Öncelikle ben hiçbir şey kaybetmedim ama çok şey kazandım; örneğin atölye başında sadece görüntü yönetmenliği dersi almak istiyordum ama Metin Hocanın derslerine girdikten sonra ufkum biraz daha genişledi sinema konusunda. Örneğin kafamda olan bir fikri düşünceyi senaryolaştırma konusunda hiç senaryo görmemiş (gerçek anlamda da hiç görmemiş ) biri olarak çok yol aldım.

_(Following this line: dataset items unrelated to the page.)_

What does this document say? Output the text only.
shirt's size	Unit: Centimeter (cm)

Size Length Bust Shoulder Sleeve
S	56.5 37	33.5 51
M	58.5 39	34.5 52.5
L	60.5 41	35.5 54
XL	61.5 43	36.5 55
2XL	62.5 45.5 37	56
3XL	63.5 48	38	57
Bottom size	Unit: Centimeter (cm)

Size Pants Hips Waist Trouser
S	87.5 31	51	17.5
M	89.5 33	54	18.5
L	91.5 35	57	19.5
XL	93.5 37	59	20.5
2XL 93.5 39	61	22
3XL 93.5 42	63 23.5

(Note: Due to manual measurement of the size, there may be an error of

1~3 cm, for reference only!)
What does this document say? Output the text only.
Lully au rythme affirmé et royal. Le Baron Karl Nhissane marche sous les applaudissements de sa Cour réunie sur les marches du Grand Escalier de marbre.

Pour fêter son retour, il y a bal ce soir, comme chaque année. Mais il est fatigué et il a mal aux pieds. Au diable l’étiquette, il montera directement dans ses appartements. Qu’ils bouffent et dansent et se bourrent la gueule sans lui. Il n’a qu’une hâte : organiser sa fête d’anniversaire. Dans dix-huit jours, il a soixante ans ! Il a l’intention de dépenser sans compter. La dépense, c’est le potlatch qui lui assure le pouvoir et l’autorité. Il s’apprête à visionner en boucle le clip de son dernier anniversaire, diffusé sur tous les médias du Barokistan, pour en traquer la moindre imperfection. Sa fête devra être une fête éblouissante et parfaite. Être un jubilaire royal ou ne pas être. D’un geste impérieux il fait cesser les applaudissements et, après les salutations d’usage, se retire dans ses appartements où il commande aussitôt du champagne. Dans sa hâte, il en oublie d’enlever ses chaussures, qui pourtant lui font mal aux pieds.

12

Yöntem konusuna gelince ben daha önce bir yaz atölyesinde bir hikâyeyi senaryolaştırmak üzere çok kısa bir çalışmada bulunmuştum.

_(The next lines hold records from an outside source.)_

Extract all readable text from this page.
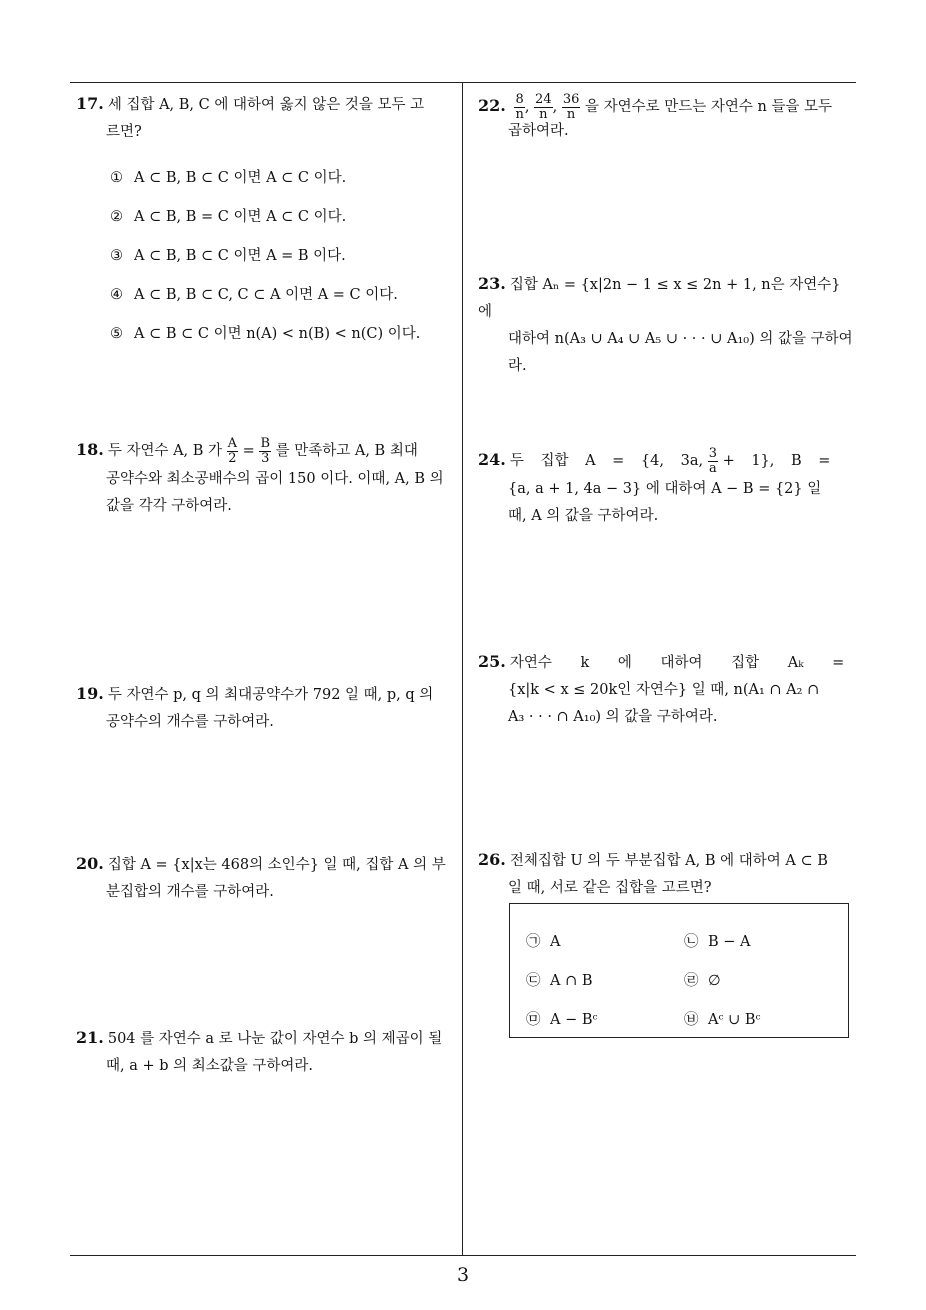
17. 세 집합 A, B, C 에 대하여 옳지 않은 것을 모두 고
르면?
① A ⊂ B, B ⊂ C 이면 A ⊂ C 이다.
② A ⊂ B, B = C 이면 A ⊂ C 이다.
③ A ⊂ B, B ⊂ C 이면 A = B 이다.
④ A ⊂ B, B ⊂ C, C ⊂ A 이면 A = C 이다.
⑤ A ⊂ B ⊂ C 이면 n(A) < n(B) < n(C) 이다.
18. 두 자연수 A, B 가 $\frac{A}{2} = \frac{B}{3}$ 를 만족하고 A, B 최대
공약수와 최소공배수의 곱이 150 이다. 이때, A, B 의
값을 각각 구하여라.
19. 두 자연수 p, q 의 최대공약수가 792 일 때, p, q 의
공약수의 개수를 구하여라.
20. 집합 A = {x|x는 468의 소인수} 일 때, 집합 A 의 부
분집합의 개수를 구하여라.
21. 504 를 자연수 a 로 나눈 값이 자연수 b 의 제곱이 될
때, a + b 의 최소값을 구하여라.
22. $\frac{8}{n}$ , $\frac{24}{n}$ , $\frac{36}{n}$ 을 자연수로 만드는 자연수 n 들을 모두
곱하여라.
23. 집합 Aₙ = {x|2n − 1 ≤ x ≤ 2n + 1, n은 자연수} 에
대하여 n(A₃ ∪ A₄ ∪ A₅ ∪ · · · ∪ A₁₀) 의 값을 구하여라.
24. 두 집합 A = {4, 3a, $\frac{3}{a} + 1$}, B =
{a, a + 1, 4a − 3} 에 대하여 A − B = {2} 일
때, A 의 값을 구하여라.
25. 자연수 k 에 대하여 집합 Aₖ =
{x|k < x ≤ 20k인 자연수} 일 때, n(A₁ ∩ A₂ ∩
A₃ · · · ∩ A₁₀) 의 값을 구하여라.
26. 전체집합 U 의 두 부분집합 A, B 에 대하여 A ⊂ B
일 때, 서로 같은 집합을 고르면?
㉠ A	㉡ B − A
㉢ A ∩ B	㉣ ∅
㉤ A − Bᶜ	㉥ Aᶜ ∪ Bᶜ
3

Onun için sizin yönteminiz pratik olarak filmler üzerinden gitmek beni umduğumdan daha hızlı geliştirdi. Bence bu doğru yöntem, zira ben çok zaman ayıramama rağmen bayağı hızlı yol aldım diye düşünüyorum.
İbrahim KAYA

Kendi adıma sinemayı salt eğlence, hobi olarak algılayan birisi olmadığım için atölye seçimi öncesinde uzun süre araştırma yaptım ve Metin Gönen’in yönettiği sinema atölyesine katılmaya karar verdim. Atölyeden tahminimin çok ötesinde bir verim aldım ve başlangıçta var olan sinema yapma isteğim daha da arttı. “Piyasa Sineması”nın çok ilerisine varan fikirsel tartışmalarda herkesin düşüncesini eşit şartlarda üretime katabilmesi ve tüm bunların da ötesinde derslerin asıl materyalinin dünya sinemasının somut örnekleri olması bu atölyeyi benim için daha da ayrıcalıklı kıldı. Senaryo derslerinde yazı ve görüntü arasındaki ilişkinin bu şekilde örnekler üzerinden ayrıntılı olarak değerlendirilmesi, içinde olmayı yürekten istediğim sinemada bana yol gösterici olmaya devam ediyor. Sinema Atölyesinde sinemayı öğrenmek, pratik yapmak, sinema üzerine konuşmak; hepsinin de ötesinde sinema yapmak isteyen öğrencilerine halen vermeye devam ettiği emeği ve sinema için harcamaktan hiç çekinmediği zamanından dolayı Metin Hocaya içten teşekkür ediyorum.